Editor's Note: With the continuous development of live video in the direction of ultra-high-definition, low-latency, and high-bit-rate, the emergence of Apple Vision has further expanded the video encoding requirements for 3D, 8K 120FPS, and video encoding optimization has become more and more important. more challenging. LiveVideoStackCon 2023 Shanghai Station invited Mr. Jiang Aojie from Tencent Cloud to share the encoding optimization and application in the live broadcast scene of Tencent Cloud V265/TXAV1, leading us to explore the infinite possibilities of audio and video technology.

Text/Jiang Aojie

Edit/LiveVideoStack

Hello everyone, I am Jiang Aojie, from Tencent Cloud, mainly responsible for codec development and optimization. The topic shared today is the encoding optimization and application in the live broadcast scene of Tencent Cloud V265/TXAV1.

983426010853c0a53e083300dabbdb44.png

There are three parts: 1. Introduction to V265/TXAV1 live broadcast capabilities; 2. V265/TXAV1 typical live broadcast business practices; 3. Key points of Tencent Cloud’s encoding optimization technology in live broadcast scenarios.

-Part 1-

V265/TXAV1 live streaming capability introduction

In today's Internet era, live video broadcasting has become a popular and widely used form of media because it can more directly connect service providers and consumers. People can watch all kinds of content in real time through the live broadcast platform, and express or obtain the most authentic insights and experiences at the first time. From online education to live broadcast of sports events, from live game broadcast to live broadcast with goods, live broadcast applications are constantly expanding their influence, and the development of the live broadcast industry shows a trend of diversification and rapid growth. With the increasing demand of users for high-quality video, the application of video coding technology in the field of live broadcast has become particularly important.

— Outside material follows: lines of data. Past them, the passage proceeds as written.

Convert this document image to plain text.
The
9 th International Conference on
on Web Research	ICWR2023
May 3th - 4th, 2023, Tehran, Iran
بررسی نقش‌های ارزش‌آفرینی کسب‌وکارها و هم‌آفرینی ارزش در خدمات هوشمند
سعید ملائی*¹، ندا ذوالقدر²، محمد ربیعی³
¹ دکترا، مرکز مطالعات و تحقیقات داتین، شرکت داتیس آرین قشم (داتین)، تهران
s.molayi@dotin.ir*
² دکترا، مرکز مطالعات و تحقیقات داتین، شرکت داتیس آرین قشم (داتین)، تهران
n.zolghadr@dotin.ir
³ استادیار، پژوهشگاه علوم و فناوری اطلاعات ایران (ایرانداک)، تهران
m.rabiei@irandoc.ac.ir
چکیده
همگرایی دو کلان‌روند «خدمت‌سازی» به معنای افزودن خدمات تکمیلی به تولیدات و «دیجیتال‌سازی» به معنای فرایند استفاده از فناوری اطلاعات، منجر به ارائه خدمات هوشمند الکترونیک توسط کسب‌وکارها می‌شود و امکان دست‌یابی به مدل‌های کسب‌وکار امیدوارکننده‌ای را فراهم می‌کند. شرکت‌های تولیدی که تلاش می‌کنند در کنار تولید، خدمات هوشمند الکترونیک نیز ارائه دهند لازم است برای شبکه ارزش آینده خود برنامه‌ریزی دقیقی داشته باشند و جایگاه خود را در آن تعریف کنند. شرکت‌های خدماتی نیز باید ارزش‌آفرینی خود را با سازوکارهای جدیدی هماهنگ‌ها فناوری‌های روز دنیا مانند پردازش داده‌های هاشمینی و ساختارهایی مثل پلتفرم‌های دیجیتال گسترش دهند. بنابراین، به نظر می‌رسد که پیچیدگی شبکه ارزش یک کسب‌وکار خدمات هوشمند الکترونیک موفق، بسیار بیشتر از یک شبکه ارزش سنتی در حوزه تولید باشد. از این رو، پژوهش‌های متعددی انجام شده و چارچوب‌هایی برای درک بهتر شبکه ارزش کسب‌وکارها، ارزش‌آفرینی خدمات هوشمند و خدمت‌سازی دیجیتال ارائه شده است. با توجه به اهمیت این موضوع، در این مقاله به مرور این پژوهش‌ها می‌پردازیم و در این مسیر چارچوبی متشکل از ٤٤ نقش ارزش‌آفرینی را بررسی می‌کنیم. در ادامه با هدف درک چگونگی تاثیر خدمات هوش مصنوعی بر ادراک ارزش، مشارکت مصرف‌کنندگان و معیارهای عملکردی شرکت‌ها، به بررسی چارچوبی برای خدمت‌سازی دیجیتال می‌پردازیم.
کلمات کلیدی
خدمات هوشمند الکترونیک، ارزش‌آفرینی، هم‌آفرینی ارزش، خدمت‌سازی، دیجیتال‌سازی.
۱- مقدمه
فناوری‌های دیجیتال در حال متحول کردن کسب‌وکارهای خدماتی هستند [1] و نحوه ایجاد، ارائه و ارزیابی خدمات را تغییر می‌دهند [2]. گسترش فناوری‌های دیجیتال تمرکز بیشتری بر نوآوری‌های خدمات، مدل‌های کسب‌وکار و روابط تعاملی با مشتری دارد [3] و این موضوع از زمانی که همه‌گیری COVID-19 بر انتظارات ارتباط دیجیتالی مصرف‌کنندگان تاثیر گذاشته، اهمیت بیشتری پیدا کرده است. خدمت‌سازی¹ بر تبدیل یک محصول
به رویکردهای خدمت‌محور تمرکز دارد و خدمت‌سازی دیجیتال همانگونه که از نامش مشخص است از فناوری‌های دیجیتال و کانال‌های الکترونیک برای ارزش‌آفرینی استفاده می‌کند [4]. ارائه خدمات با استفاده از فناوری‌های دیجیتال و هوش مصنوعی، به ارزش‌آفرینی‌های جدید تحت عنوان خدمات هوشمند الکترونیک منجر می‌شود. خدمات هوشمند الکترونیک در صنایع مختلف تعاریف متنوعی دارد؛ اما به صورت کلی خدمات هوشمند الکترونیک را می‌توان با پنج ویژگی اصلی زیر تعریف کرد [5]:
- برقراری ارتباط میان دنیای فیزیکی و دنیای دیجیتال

At present, the AV1/265 encoder has been widely used in the field of live broadcast due to its efficient compression performance and sound ecology. First, they enable the transmission of high-quality video content with greater compression efficiency. This means that under the same bandwidth, the live broadcast platform can provide clearer and more detailed images, allowing viewers to enjoy a more realistic viewing experience. Secondly, the AV1/265 encoder has a lower bit rate requirement, which can reduce the burden of network transmission and improve the stability and reliability of live broadcast.

In order to further optimize the performance of the live broadcast encoder and enhance the live broadcast service capability of Tencent Cloud, the Shannon Laboratory of the Tencent Cloud Architecture Platform Department has optimized the live broadcast for the AV1/265 encoder for more than a year, and is committed to solving the challenges in the live broadcast field, such as Aiming at the balance of speed and quality of video encoding under ultra-high-definition, high-resolution, and high-bit-rate conditions, low-latency live broadcast, and compression performance of 3D live broadcast, Tencent Cloud provides higher-quality, more stable, and more interactive live broadcasts experience.

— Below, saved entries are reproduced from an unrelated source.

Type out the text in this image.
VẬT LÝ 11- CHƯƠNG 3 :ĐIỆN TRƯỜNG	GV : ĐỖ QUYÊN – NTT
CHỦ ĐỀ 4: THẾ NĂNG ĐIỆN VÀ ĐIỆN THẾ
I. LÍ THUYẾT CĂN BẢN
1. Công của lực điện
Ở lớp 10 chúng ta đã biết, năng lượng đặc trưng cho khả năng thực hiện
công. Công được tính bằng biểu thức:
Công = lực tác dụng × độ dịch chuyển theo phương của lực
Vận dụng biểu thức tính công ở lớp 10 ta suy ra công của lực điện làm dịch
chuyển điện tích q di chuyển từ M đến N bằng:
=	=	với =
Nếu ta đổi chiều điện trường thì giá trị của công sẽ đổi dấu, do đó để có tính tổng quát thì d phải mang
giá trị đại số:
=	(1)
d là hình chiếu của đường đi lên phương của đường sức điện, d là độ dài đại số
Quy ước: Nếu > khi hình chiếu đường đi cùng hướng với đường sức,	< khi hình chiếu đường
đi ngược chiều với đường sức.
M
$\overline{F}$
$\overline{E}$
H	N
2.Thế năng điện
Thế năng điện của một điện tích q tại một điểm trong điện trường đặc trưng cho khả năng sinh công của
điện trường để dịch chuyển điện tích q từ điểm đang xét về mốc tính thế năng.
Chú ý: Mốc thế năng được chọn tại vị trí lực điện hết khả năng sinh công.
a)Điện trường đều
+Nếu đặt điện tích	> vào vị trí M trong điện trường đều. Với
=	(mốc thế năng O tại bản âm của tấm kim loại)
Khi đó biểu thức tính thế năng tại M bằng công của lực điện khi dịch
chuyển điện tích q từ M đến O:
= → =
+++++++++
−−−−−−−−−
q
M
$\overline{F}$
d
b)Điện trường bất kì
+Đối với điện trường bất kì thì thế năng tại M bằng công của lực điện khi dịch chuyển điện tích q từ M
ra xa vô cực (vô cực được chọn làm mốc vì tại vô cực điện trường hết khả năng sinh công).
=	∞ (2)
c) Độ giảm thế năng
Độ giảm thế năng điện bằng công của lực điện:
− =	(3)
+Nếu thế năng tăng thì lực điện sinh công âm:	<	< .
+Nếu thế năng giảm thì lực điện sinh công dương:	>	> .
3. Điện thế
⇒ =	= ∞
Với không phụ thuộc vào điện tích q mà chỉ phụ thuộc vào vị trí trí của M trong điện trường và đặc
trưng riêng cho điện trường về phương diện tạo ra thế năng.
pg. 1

525f625c8c7820ef75a98fdd80cefb39.png

In the just-concluded MSU2022 competition, our TXAV1/V265 encoder has achieved very good results in the corresponding AV1/265 track, and won the first place in most indicators. Especially in 30fp competitions related to live broadcasting, V265 can save more than 30% bit rate than X265 on average, and TXAV1 can save 40% bit rate on average. At the same time, in the cloud transcoding (480p, 720p, 1080p) competition, V265/TXAV1 also took the top two places in the competition.

858ee47d83db4ef26e9678e5695f554e.png

This is our internal iterative test, in the live broadcast scene, the performance of V265/TXAV1:

V265 compared to X265 medium: in the case of 20% acceleration, the code rate savings is greater than 36%; under 6 times acceleration, there is still a relatively large code rate savings.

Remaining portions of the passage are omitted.